Bu yazımda Tanzimat romanındaki Türk aile tipi, kadın kavramları ile Servet-i Fünun romanı aile tipi ve kadınını karşılaştıracağız. Her edebi dönemde olduğu gibi bu iki dönemde de değişimler, gelişmeler vardır. Tanzimat dönemi, Türk toplumunda her alanda köklü değişikliklerin yaşandığı sancılı bir dönemdir. Türk modernleşmesinin resmen başlaması, bireylerin birey olarak haklarını aramaları, vatan, millet, hürriyet gibi kavramların dillerde ve edebiyatta dolaşması halkı adaptasyon sürecine sokmuştur. Yine bu dönemde Batı’yı takibe yoğunlaşan Türk milleti kendi kültürel mirasını ve Batı’dan gördüklerini sentezleme çabasına girmiştir. Bu dönemde ulaşılmaya çalışılan bir aydın tipi meydana gelmiştir ki romanlarda da bu göze çarpmaktadır. Yazarın toplumdan kopamayacağını ve toplumu yönlendirmede büyük etkisi olduğunu rahatlıkla söyleyebiliriz.

Görücü usulü evliliğin yoğun olduğu bu dönemde yazarlar bu durumun sakıncalarını konu edinen yazılar kaleme almış, toplumu düştüğü bu hatadan kurtarmaya çalışmıştır. Genel manada görücü usulü evliliğin oluşturduğu kaotik ortam okuyucuya aktarılmıştır. Özellikle Ahmet Mithat görücü usulü evliliğe karşıdır. Bu duruma çözümü dinin izin verdiği ölçüde iki tarafın görüşmesi, tanışması olarak sunmuştur.
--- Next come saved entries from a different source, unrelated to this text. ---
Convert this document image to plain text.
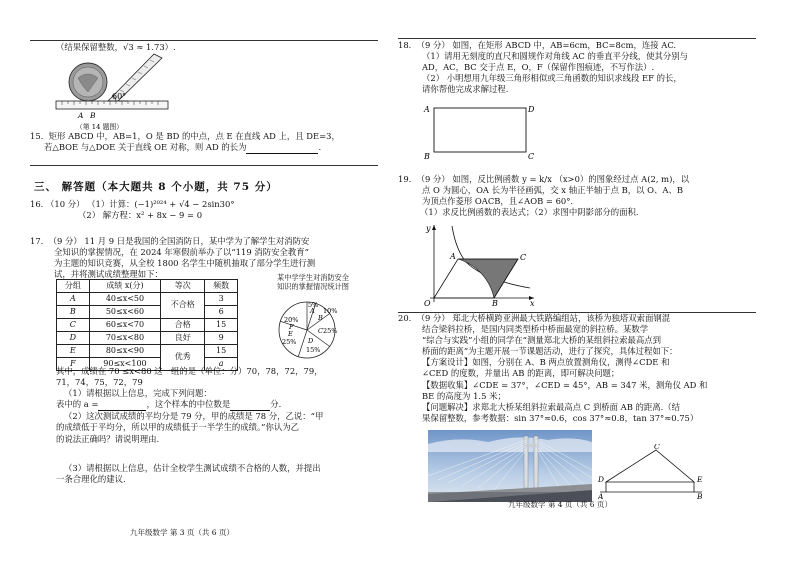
（结果保留整数，√3 ≈ 1.73）.
60°
A B
（第 14 题图）
15. 矩形 ABCD 中，AB=1，O 是 BD 的中点，点 E 在直线 AD 上，且 DE=3，
若△BOE 与△DOE 关于直线 OE 对称，则 AD 的长为	.
三、 解答题（本大题共 8 个小题，共 75 分）
16. （10 分） （1）计算：(−1)²⁰²⁴ + √4 − 2sin30°
（2） 解方程：x² + 8x − 9 = 0
17. （9 分） 11 月 9 日是我国的全国消防日，某中学为了解学生对消防安
全知识的掌握情况，在 2024 年寒假前举办了以“119 消防安全教育”
为主题的知识竞赛，从全校 1800 名学生中随机抽取了部分学生进行测
试，并将测试成绩整理如下：
分组	成绩 x(分)	等次	频数
A	40≤x<50	不合格	3
B	50≤x<60		6
C	60≤x<70	合格	15
D	70≤x<80	良好	9
E	80≤x<90	优秀	15
F	90≤x<100		a
某中学学生对消防安全
知识的掌握情况统计图
5%
A 10%
B
C 25%
D
15%
E
25%
20%
F
其中，成绩在 70 ≤x<80 这一组的是（单位：分）70，78，72，79，
71，74，75，72，79
（1）请根据以上信息，完成下列问题：
表中的 a =	，这个样本的中位数是	分.
（2）这次测试成绩的平均分是 79 分，甲的成绩是 78 分，乙说：“甲
的成绩低于平均分，所以甲的成绩低于一半学生的成绩。”你认为乙
的说法正确吗？请说明理由.
（3）请根据以上信息，估计全校学生测试成绩不合格的人数，并提出
一条合理化的建议.
九年级数学 第 3 页（共 6 页）
18. （9 分） 如图，在矩形 ABCD 中，AB=6cm，BC=8cm，连接 AC.
（1）请用无刻度的直尺和圆规作对角线 AC 的垂直平分线，使其分别与
AD，AC，BC 交于点 E，O，F（保留作图痕迹，不写作法）.
（2） 小明想用九年级三角形相似或三角函数的知识求线段 EF 的长，
请你帮他完成求解过程.
A	D
B	C
19. （9 分） 如图，反比例函数 y = k/x （x>0）的图象经过点 A(2, m)，以
点 O 为圆心，OA 长为半径画弧，交 x 轴正半轴于点 B，以 O、A、B
为顶点作菱形 OACB，且∠AOB = 60°.
（1）求反比例函数的表达式；（2）求图中阴影部分的面积.
y
x
O
A	C
B
20. （9 分） 郑北大桥横跨亚洲最大铁路编组站，该桥为独塔双索面钢混
结合梁斜拉桥，是国内同类型桥中桥面最宽的斜拉桥。某数学
“综合与实践”小组的同学在“测量郑北大桥的某组斜拉索最高点到
桥面的距离”为主题开展一节课题活动，进行了探究，具体过程如下：
【方案设计】如图，分别在 A、B 两点放置测角仪，测得∠CDE 和
∠CED 的度数，并量出 AB 的距离，即可解决问题；
【数据收集】∠CDE = 37°，∠CED = 45°，AB = 347 米，测角仪 AD 和
BE 的高度为 1.5 米；
【问题解决】求郑北大桥某组斜拉索最高点 C 到桥面 AB 的距离.（结
果保留整数，参考数据：sin 37°≈0.6，cos 37°≈0.8，tan 37°≈0.75）
C
D	E
A	B
九年级数学 第 4 页（共 6 页）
Yine bu dönemde evlilik konusuna yakından bakarsak ideal erkek eğitimli bir kadınla evlenmek ister, öyle bir kadın bulamazsa yabancı bir kadınla evlenir. Bu dönemin romanlarında kadın profili iyi huylu, ağırbaşlı, güzel, itaatkar ve iffetli kadındır. Kadının namus konusu sıkça vurgulanır. Kadın bu dönemde dönemin şartlarının getirisiyle hak arayışındadır.

Servet-i Fünun döneminde baskıdan dolayı yazarlar toplumla ilgilenmeyip bireyi ve bireyin psikolojisini ele almıştır. Hem Osmanlı kültürünü ufak hareketlerinde yaşatan hem de Batılı anlamda bir yaşayışa uyum sağlamış, zıt değerlerin birlikte var olduğu bir aile yapısı görmekteyiz. Kadın artık ne istediğini bilir, kendi ayakları üzerinde durur, kendini yetiştirmiştir.  Tanzimat’ta cariye olan ya da erkek tarafından seçilen kadın yerini erkek karşısında iddialı, Avrupai kadın tipine bırakmıştır. Tanzimat’ta kadınların çeşitli sosyal konularda hak arayışında olduklarından bahsetmiştik. Bu dönemde kadının hak arayışı duygusal manadadır. Erkek tarafından anlaşılmak, sevilmek, ilgi görmek ister. Sosyal çevreden uzakta yazılan eserler olduklarından bu tür konularda romanda bir hak arayışı ya da bir gönderme göremeyiz. Genelde salon hayatı yaşayan kadınlar, aileler ya da ahlaki açıdan tökezlemeler yaşayan Türk halkı bu dönem romanlarına konu olmuştur.

Özetleyecek olursak Tanzimat döneminde, gelen yeniliklere uyum sağlamaya çalışan kadın ve aile yaşamı, görücü usulü evliliğin zararları gibi konular işlenmiş kadın erkek tarafından seçilen olarak lanse edilmiştir. Servet-i Fünun dönemine baktığımızda çevreye ayak uyduramayıp ahlaki çöküşler yaşayan aileler, başarısız olunan aşklar romanlarda işlenen bireysel konulardır. Yine bu dönemde kadın; diğer döneme göre daha sağlıklı kararlar alabilen, ne istediğini bilen bir tip olarak karşımıza çıkar.